Oh, come all you young people

and listen while I tell

The fate of Floyd Collins,

a lad we all know well

Jenkins was adept at more than just ballads, turning out one song after another, as his stepdaughter Irene described it, like a mill grinding wheat. Many of his topical compositions were recorded by other artists over the ensuing years, including "Billy the Kid", drawn from a popular 1926 biography of the cowboy killer; "The Wreck of the Royal Palm", about a two-train collision in Georgia in 1926; "The Tragedy on Daytona Beach", based on the 1929 death of race car driver Lee Bible in Florida; "The Fate of Frank Dupre", the story of an Atlanta robbery/murder; and "Ben Dewberry's Final Run", which recounted the death of an Atlantan who was the engineer in a 1908 train wreck. In all, he wrote more than 300 non-sacred songs, many of them "news ballads".

Although the genre's popularity lasted just one brief year, country artists returned to the form again and again – in the late 1920s, pioneers such as Jimmie Rodgers and the Carter Family and in the 1930s, early folk artists such as Woody Guthrie and Lead Belly. The genre was revisited during the folk revival of the 1950s and 1960s, in particular, by Bob Dylan, who wrote one of his first songs based on the same "formula" used by Jenkins, and Phil Ochs, many of whose songs came directly from newspaper headlines.

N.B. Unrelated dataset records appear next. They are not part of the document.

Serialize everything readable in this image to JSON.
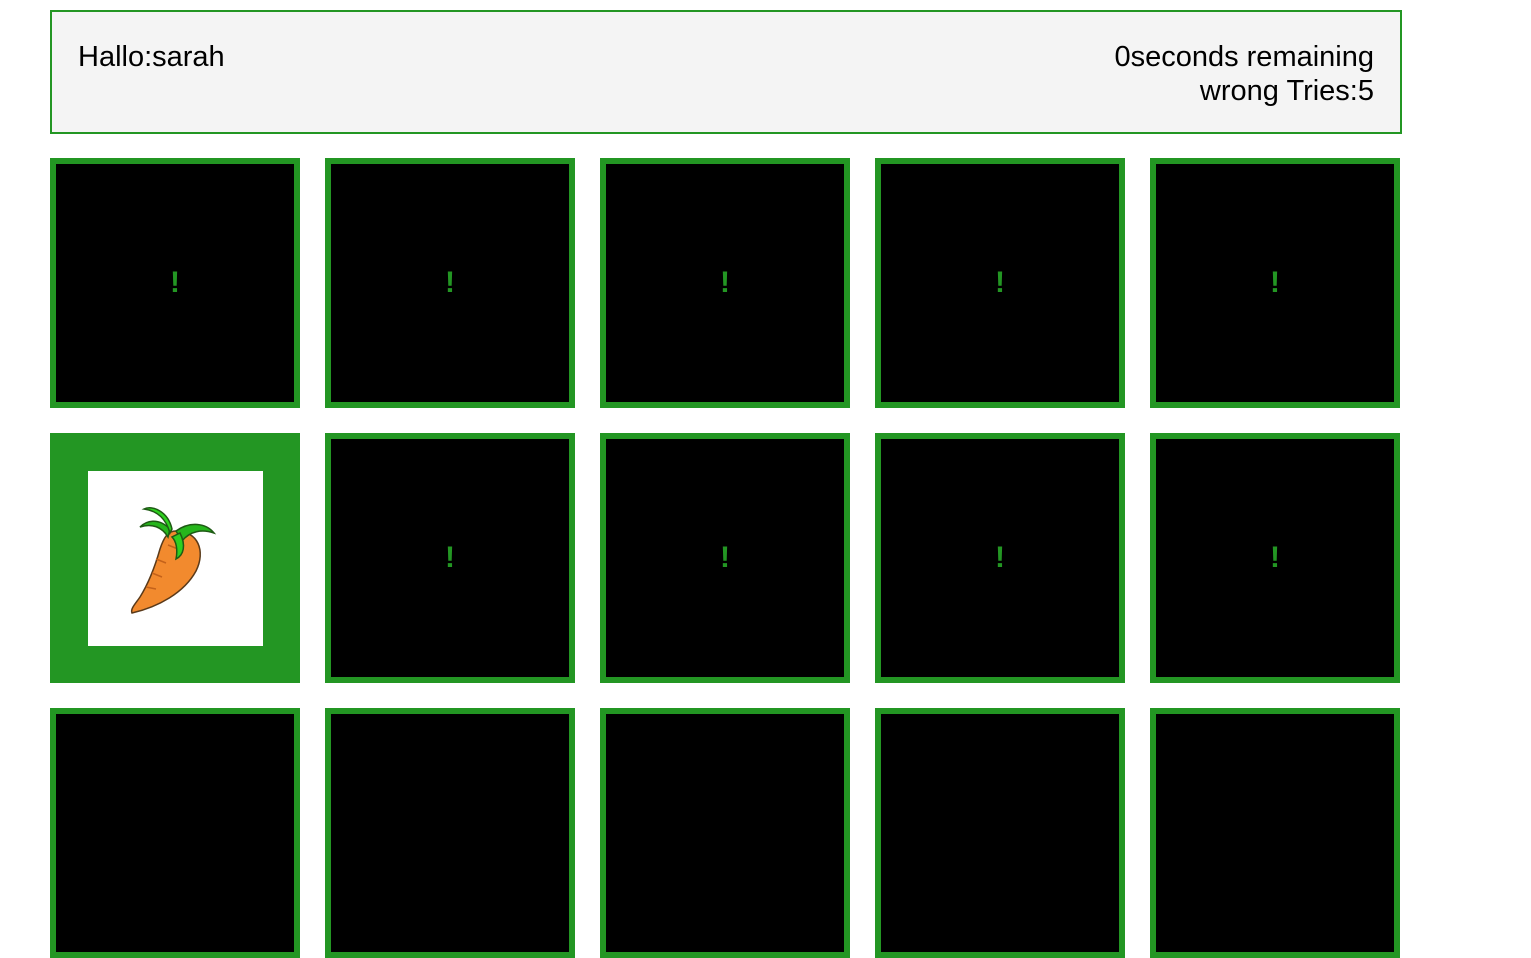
{
  "header": {
    "greeting": "Hallo:sarah",
    "timer": "0seconds remaining",
    "wrong_tries": "wrong Tries:5"
  },
  "colors": {
    "accent": "#239623",
    "card_back": "#000000",
    "header_bg": "#f4f4f4"
  },
  "cards": [
    {
      "state": "hidden",
      "symbol": "!"
    },
    {
      "state": "hidden",
      "symbol": "!"
    },
    {
      "state": "hidden",
      "symbol": "!"
    },
    {
      "state": "hidden",
      "symbol": "!"
    },
    {
      "state": "hidden",
      "symbol": "!"
    },
    {
      "state": "revealed",
      "image": "carrot-icon"
    },
    {
      "state": "hidden",
      "symbol": "!"
    },
    {
      "state": "hidden",
      "symbol": "!"
    },
    {
      "state": "hidden",
      "symbol": "!"
    },
    {
      "state": "hidden",
      "symbol": "!"
    },
    {
      "state": "hidden",
      "symbol": ""
    },
    {
      "state": "hidden",
      "symbol": ""
    },
    {
      "state": "hidden",
      "symbol": ""
    },
    {
      "state": "hidden",
      "symbol": ""
    },
    {
      "state": "hidden",
      "symbol": ""
    }
  ]
}
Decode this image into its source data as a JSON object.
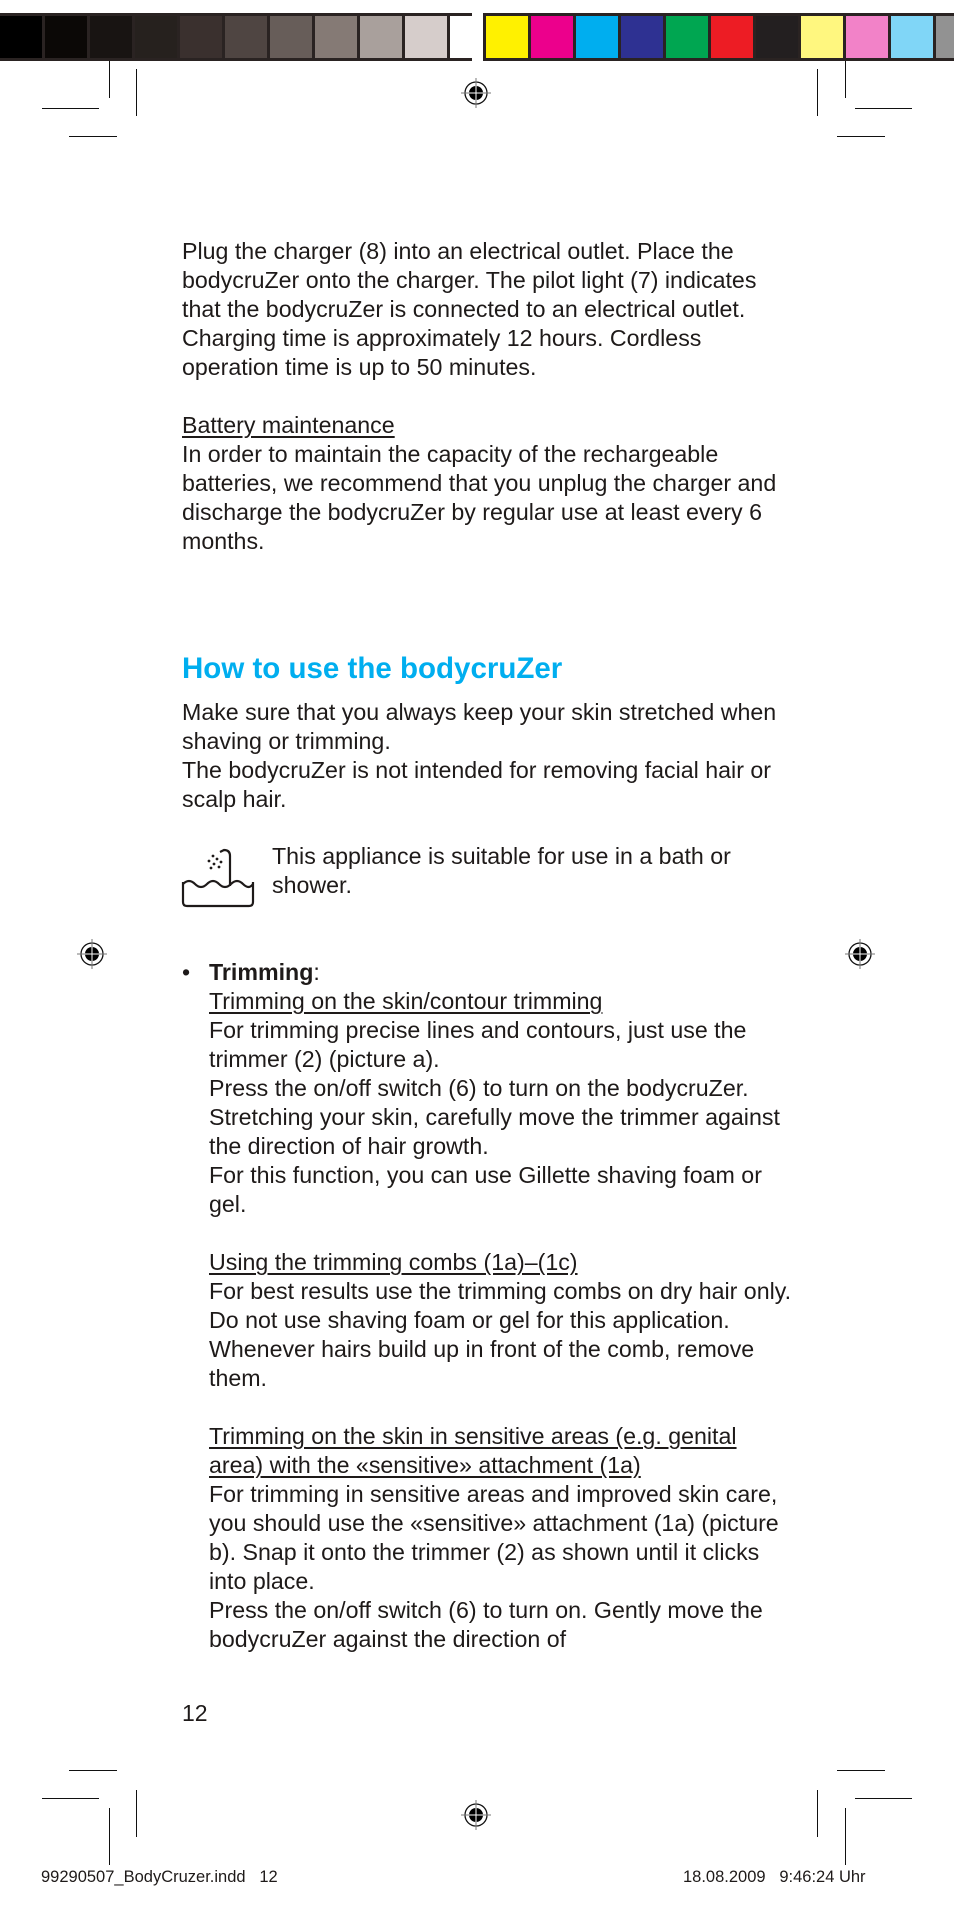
{
  "color_bar": {
    "left_swatches": [
      "#000000",
      "#0b0806",
      "#181412",
      "#26211e",
      "#3a302e",
      "#4f4542",
      "#675d59",
      "#857a75",
      "#a9a09c",
      "#d6cdcb",
      "#ffffff"
    ],
    "right_swatches": [
      "#fff100",
      "#ec008c",
      "#00aeef",
      "#2e3192",
      "#00a651",
      "#ed1c24",
      "#231f20",
      "#fff77f",
      "#f282c8",
      "#80d6f7",
      "#929292"
    ]
  },
  "body": {
    "para1": "Plug the charger (8) into an electrical outlet. Place the bodycruZer onto the charger. The pilot light (7) indicates that the bodycruZer is connected to an electrical outlet.",
    "para2": "Charging time is approximately 12 hours. Cordless operation time is up to 50 minutes.",
    "battery_heading": "Battery maintenance",
    "battery_text": "In order to maintain the capacity of the recharge­able batteries, we recommend that you unplug the charger and discharge the bodycruZer by regular use at least every 6 months."
  },
  "section": {
    "heading": "How to use the bodycruZer",
    "heading_color": "#00aeef",
    "para1": "Make sure that you always keep your skin stretched when shaving or trimming.",
    "para2": "The bodycruZer is not intended for removing facial hair or scalp hair.",
    "bath_icon": "bath-shower-icon",
    "bath_text": "This appliance is suitable for use in a bath or shower."
  },
  "trimming": {
    "bullet": "•",
    "title": "Trimming",
    "colon": ":",
    "sub1_heading": "Trimming on the skin/contour trimming",
    "sub1_lines": [
      "For trimming precise lines and contours, just use the trimmer (2) (picture a).",
      "Press the on/off switch (6) to turn on the bodycruZer.",
      "Stretching your skin, carefully move the trimmer against the direction of hair growth.",
      "For this function, you can use Gillette shaving foam or gel."
    ],
    "sub2_heading": "Using the trimming combs (1a)–(1c)",
    "sub2_text": "For best results use the trimming combs on dry hair only. Do not use shaving foam or gel for this application. Whenever hairs build up in front of the comb, remove them.",
    "sub3_heading": "Trimming on the skin in sensitive areas (e.g. genital area) with the «sensitive» attachment (1a)",
    "sub3_lines": [
      "For trimming in sensitive areas and improved skin care, you should use the «sensitive» attachment (1a) (picture b). Snap it onto the trimmer (2) as shown until it clicks into place.",
      "Press the on/off switch (6) to turn on. Gently move the bodycruZer against the direction of"
    ]
  },
  "footer": {
    "page_number": "12",
    "slug_file": "99290507_BodyCruzer.indd   12",
    "slug_date": "18.08.2009   9:46:24 Uhr"
  }
}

Meanwhile, Jenkins earned very little from the songs he wrote. The hit "The Death of Floyd Collins", for example, brought him just $25, and under his agreement with the producer he was working with at Okeh, he also gave up all rights to the song. After experiencing copyright problems, Jenkins began keeping meticulous records of his songs. The practice eventually paid off. Years later, after Mahalia Jackson recorded one of his gospel songs, "God Put a Rainbow in the Sky", his stepdaughter Irene was able to prove the song was not in the public domain but was Jenkins's composition.

==Last recordings and later years==
Rev. Jenkins and the Jenkins Family continued to record with Okeh into the mid-1930s under a variety of names, including the Jenkins Sacred Singers, Irene Spain Family, Gooby Jenkins, Andrew Jenkins & Carson Robison and Jenkins & (Byron) Whitworth. Jenkins cut his last record as an accompanied soloist billed as Blind Andy, a name he often recorded under, on April 23, 1930, while the Jenkins Family's last recording session for Okeh was July 30, 1934.

The Jenkins Family's popularity opened Rev. Jenkins's ministry to a wide audience, as they performed at concerts and organized revival meetings throughout Georgia. Over time, Jenkins also served as pastor of several churches. In 1939, he lost his eyesight completely, yet continued to preach until the time of his death and also broadcast as an evangelist on Mexico's powerful, uncontrolled radio stations.

Jenkins was killed in an automobile accident in Thomaston, Georgia, in 1957.